The BoE/PRA has also announced a package of measures designed to maintain stability in the financial sector while offering new growth opportunities for mid-sized banks and building societies:
Basel 3.1 market risk rules – FRTB
The PRA is consulting (CP17/25) until 5 September on four key proposals in relation to the market risk framework, specifically the Fundamental Review of the Trading Book (FRTB) to:
- Delay introduction of the new internal model approach (IMA) by one year to 1 January 2028, with firms able to continue using existing internal model permission until 31 December 2027. The market risk standardised approach (SA) and all other aspects of Basel 3.1 will proceed on 1 January 2027 as planned.
- Implement operational simplifications to the treatment of Collective Investment Undertaking (CIUs) under the Advanced Standardised Approach (ASA).
- Introduce a permissions regime for the ASA residual risk add-on.
- Make consequential amendments to reporting and disclosure requirements to align with proposals 1 to 4.
The PRA considers that this approach will enable it to implement the “vast majority” of Basel 3.1 – approximately 90% of risk-weighted assets in the UK – on 1 January 2027, whilst allowing time for greater clarity around how other jurisdictions will implement the FRTB aspects most relevant for cross-border activities. The more minor changes are intended to relieve the operational burdens on firms and ensure that capital requirements remain appropriate.
Strong and Simple capital framework
With Basel 3.1 and the Strong and Simple capital regime for smaller banks to be implemented on the same date, 1 January 2027, the Interim Capital Regime (ICR) will no longer be required.
Updates to the UK bank resolution framework
The BoE and PRA have issued a broad package of announcements on resolution-related policy.
Key updates in the BoE’s final policy on the minimum requirement for own funds and eligible liabilities (MREL) include raising the indicative thresholds for the minimum requirement for own funds and eligible liabilities (MREL) from £15-25 billion in total assets to £25-£40 billion. This is intended to provide greater clarity and flexibility on whether a firm will need a transfer or bail-in strategy, with the former no longer needing to hold MREL above minimum capital requirements. The thresholds will be updated every three years, starting in 2028, to reflect changes in nominal economic growth.
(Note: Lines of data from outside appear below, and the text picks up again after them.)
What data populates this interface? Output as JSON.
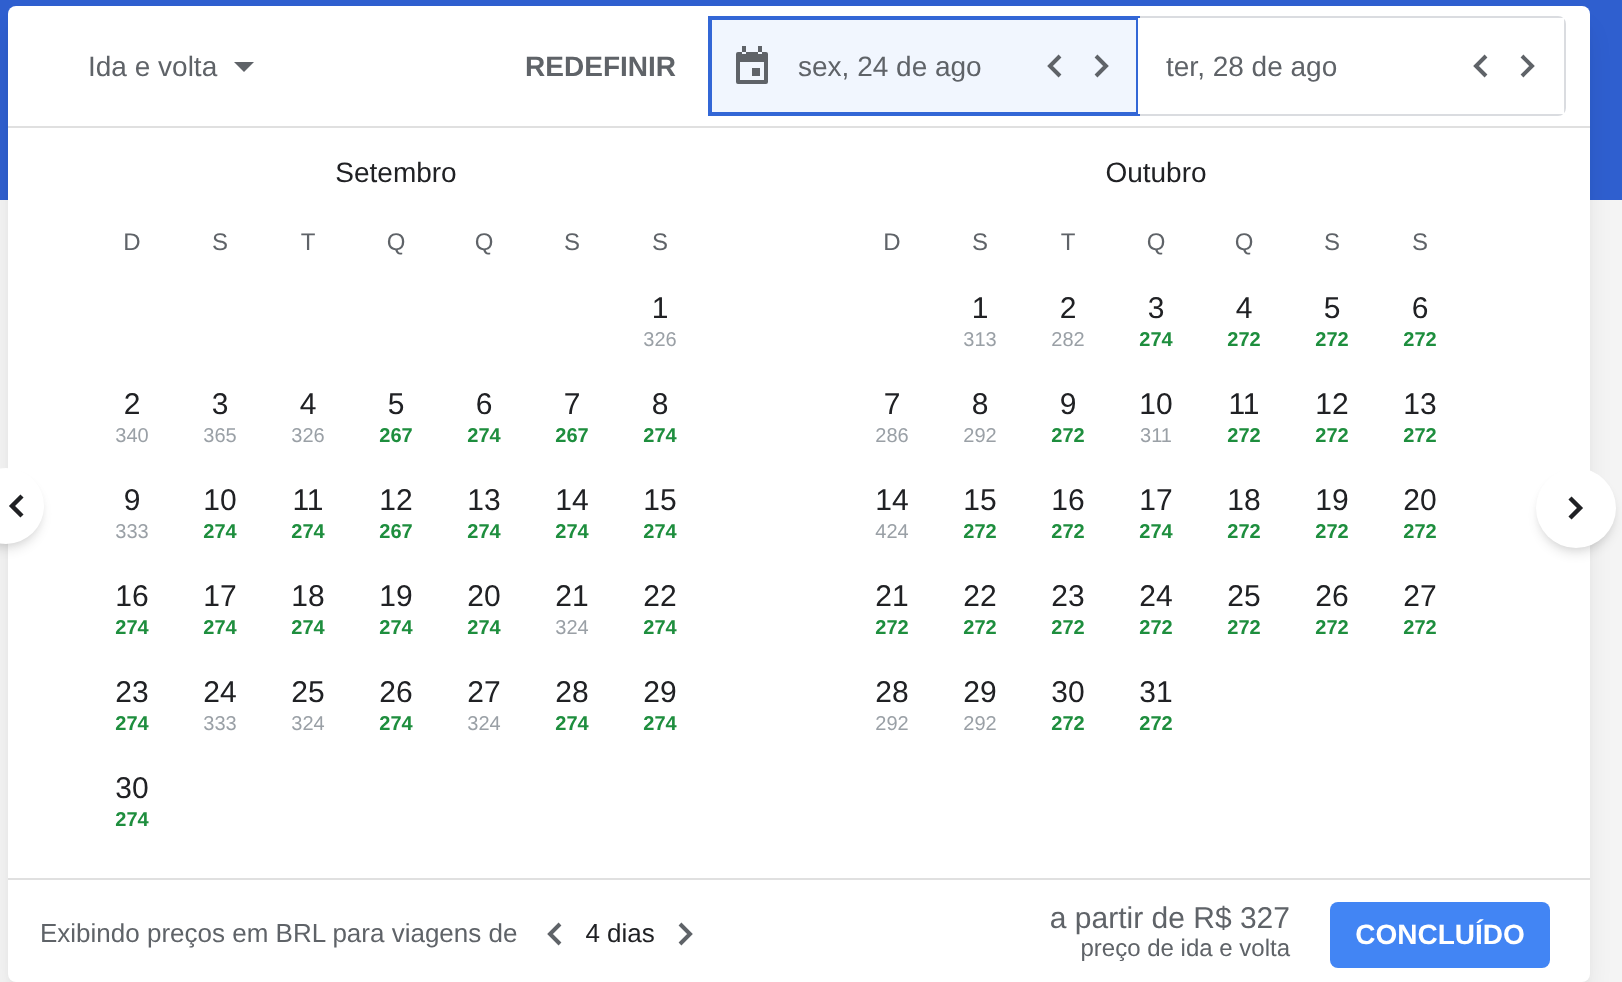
{
  "header": {
    "trip_type": "Ida e volta",
    "reset_button": "REDEFINIR",
    "date_fields": [
      {
        "value": "sex, 24 de ago",
        "selected": true
      },
      {
        "value": "ter, 28 de ago",
        "selected": false
      }
    ]
  },
  "months": [
    {
      "title": "Setembro",
      "weekdays": [
        "D",
        "S",
        "T",
        "Q",
        "Q",
        "S",
        "S"
      ],
      "weeks": [
        {
          "right_aligned": true,
          "days": [
            {
              "day": "1",
              "price": "326",
              "low": false
            }
          ]
        },
        {
          "right_aligned": false,
          "days": [
            {
              "day": "2",
              "price": "340",
              "low": false
            },
            {
              "day": "3",
              "price": "365",
              "low": false
            },
            {
              "day": "4",
              "price": "326",
              "low": false
            },
            {
              "day": "5",
              "price": "267",
              "low": true
            },
            {
              "day": "6",
              "price": "274",
              "low": true
            },
            {
              "day": "7",
              "price": "267",
              "low": true
            },
            {
              "day": "8",
              "price": "274",
              "low": true
            }
          ]
        },
        {
          "right_aligned": false,
          "days": [
            {
              "day": "9",
              "price": "333",
              "low": false
            },
            {
              "day": "10",
              "price": "274",
              "low": true
            },
            {
              "day": "11",
              "price": "274",
              "low": true
            },
            {
              "day": "12",
              "price": "267",
              "low": true
            },
            {
              "day": "13",
              "price": "274",
              "low": true
            },
            {
              "day": "14",
              "price": "274",
              "low": true
            },
            {
              "day": "15",
              "price": "274",
              "low": true
            }
          ]
        },
        {
          "right_aligned": false,
          "days": [
            {
              "day": "16",
              "price": "274",
              "low": true
            },
            {
              "day": "17",
              "price": "274",
              "low": true
            },
            {
              "day": "18",
              "price": "274",
              "low": true
            },
            {
              "day": "19",
              "price": "274",
              "low": true
            },
            {
              "day": "20",
              "price": "274",
              "low": true
            },
            {
              "day": "21",
              "price": "324",
              "low": false
            },
            {
              "day": "22",
              "price": "274",
              "low": true
            }
          ]
        },
        {
          "right_aligned": false,
          "days": [
            {
              "day": "23",
              "price": "274",
              "low": true
            },
            {
              "day": "24",
              "price": "333",
              "low": false
            },
            {
              "day": "25",
              "price": "324",
              "low": false
            },
            {
              "day": "26",
              "price": "274",
              "low": true
            },
            {
              "day": "27",
              "price": "324",
              "low": false
            },
            {
              "day": "28",
              "price": "274",
              "low": true
            },
            {
              "day": "29",
              "price": "274",
              "low": true
            }
          ]
        },
        {
          "right_aligned": false,
          "days": [
            {
              "day": "30",
              "price": "274",
              "low": true
            }
          ]
        }
      ]
    },
    {
      "title": "Outubro",
      "weekdays": [
        "D",
        "S",
        "T",
        "Q",
        "Q",
        "S",
        "S"
      ],
      "weeks": [
        {
          "right_aligned": true,
          "days": [
            {
              "day": "1",
              "price": "313",
              "low": false
            },
            {
              "day": "2",
              "price": "282",
              "low": false
            },
            {
              "day": "3",
              "price": "274",
              "low": true
            },
            {
              "day": "4",
              "price": "272",
              "low": true
            },
            {
              "day": "5",
              "price": "272",
              "low": true
            },
            {
              "day": "6",
              "price": "272",
              "low": true
            }
          ]
        },
        {
          "right_aligned": false,
          "days": [
            {
              "day": "7",
              "price": "286",
              "low": false
            },
            {
              "day": "8",
              "price": "292",
              "low": false
            },
            {
              "day": "9",
              "price": "272",
              "low": true
            },
            {
              "day": "10",
              "price": "311",
              "low": false
            },
            {
              "day": "11",
              "price": "272",
              "low": true
            },
            {
              "day": "12",
              "price": "272",
              "low": true
            },
            {
              "day": "13",
              "price": "272",
              "low": true
            }
          ]
        },
        {
          "right_aligned": false,
          "days": [
            {
              "day": "14",
              "price": "424",
              "low": false
            },
            {
              "day": "15",
              "price": "272",
              "low": true
            },
            {
              "day": "16",
              "price": "272",
              "low": true
            },
            {
              "day": "17",
              "price": "274",
              "low": true
            },
            {
              "day": "18",
              "price": "272",
              "low": true
            },
            {
              "day": "19",
              "price": "272",
              "low": true
            },
            {
              "day": "20",
              "price": "272",
              "low": true
            }
          ]
        },
        {
          "right_aligned": false,
          "days": [
            {
              "day": "21",
              "price": "272",
              "low": true
            },
            {
              "day": "22",
              "price": "272",
              "low": true
            },
            {
              "day": "23",
              "price": "272",
              "low": true
            },
            {
              "day": "24",
              "price": "272",
              "low": true
            },
            {
              "day": "25",
              "price": "272",
              "low": true
            },
            {
              "day": "26",
              "price": "272",
              "low": true
            },
            {
              "day": "27",
              "price": "272",
              "low": true
            }
          ]
        },
        {
          "right_aligned": false,
          "days": [
            {
              "day": "28",
              "price": "292",
              "low": false
            },
            {
              "day": "29",
              "price": "292",
              "low": false
            },
            {
              "day": "30",
              "price": "272",
              "low": true
            },
            {
              "day": "31",
              "price": "272",
              "low": true
            }
          ]
        }
      ]
    }
  ],
  "footer": {
    "note": "Exibindo preços em BRL para viagens de",
    "duration": "4 dias",
    "price": "a partir de R$ 327",
    "price_note": "preço de ida e volta",
    "done_button": "CONCLUÍDO"
  }
}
The PRA is consulting until 31 October on amendments to its MREL reporting (CP15/25) and, as part of wider changes to Pillar 3 disclosure, MREL disclosure requirements (CP16/25). Proposals include:
- Increasing the Resolution Assessment Threshold for reporting and disclosures to £100 billion of retail deposits, up from £50 billion – to ensure that only the largest and most complex firms would need to report and disclose their preparations for resolution.
- A more proportionate approach to MREL disclosures by applying different requirements for disclosure templates across different types of firms.
- Introduction of four new disclosure templates, based on BCBS disclosure templates with modifications to reflect the specificities of the UK MREL regime.
Making it easier for mid-sized banks to compete in the mortgage market
The PRA will publish a Discussion Paper in mid-summer with options to help mid-sized banks to grow by adjusting some barriers to gaining permissions to build Internal Ratings Based (IRB) models for residential mortgages.
In addition, the government welcomed the FPC’s announcement that it will review the overall level of bank capital needed for UK financial stability.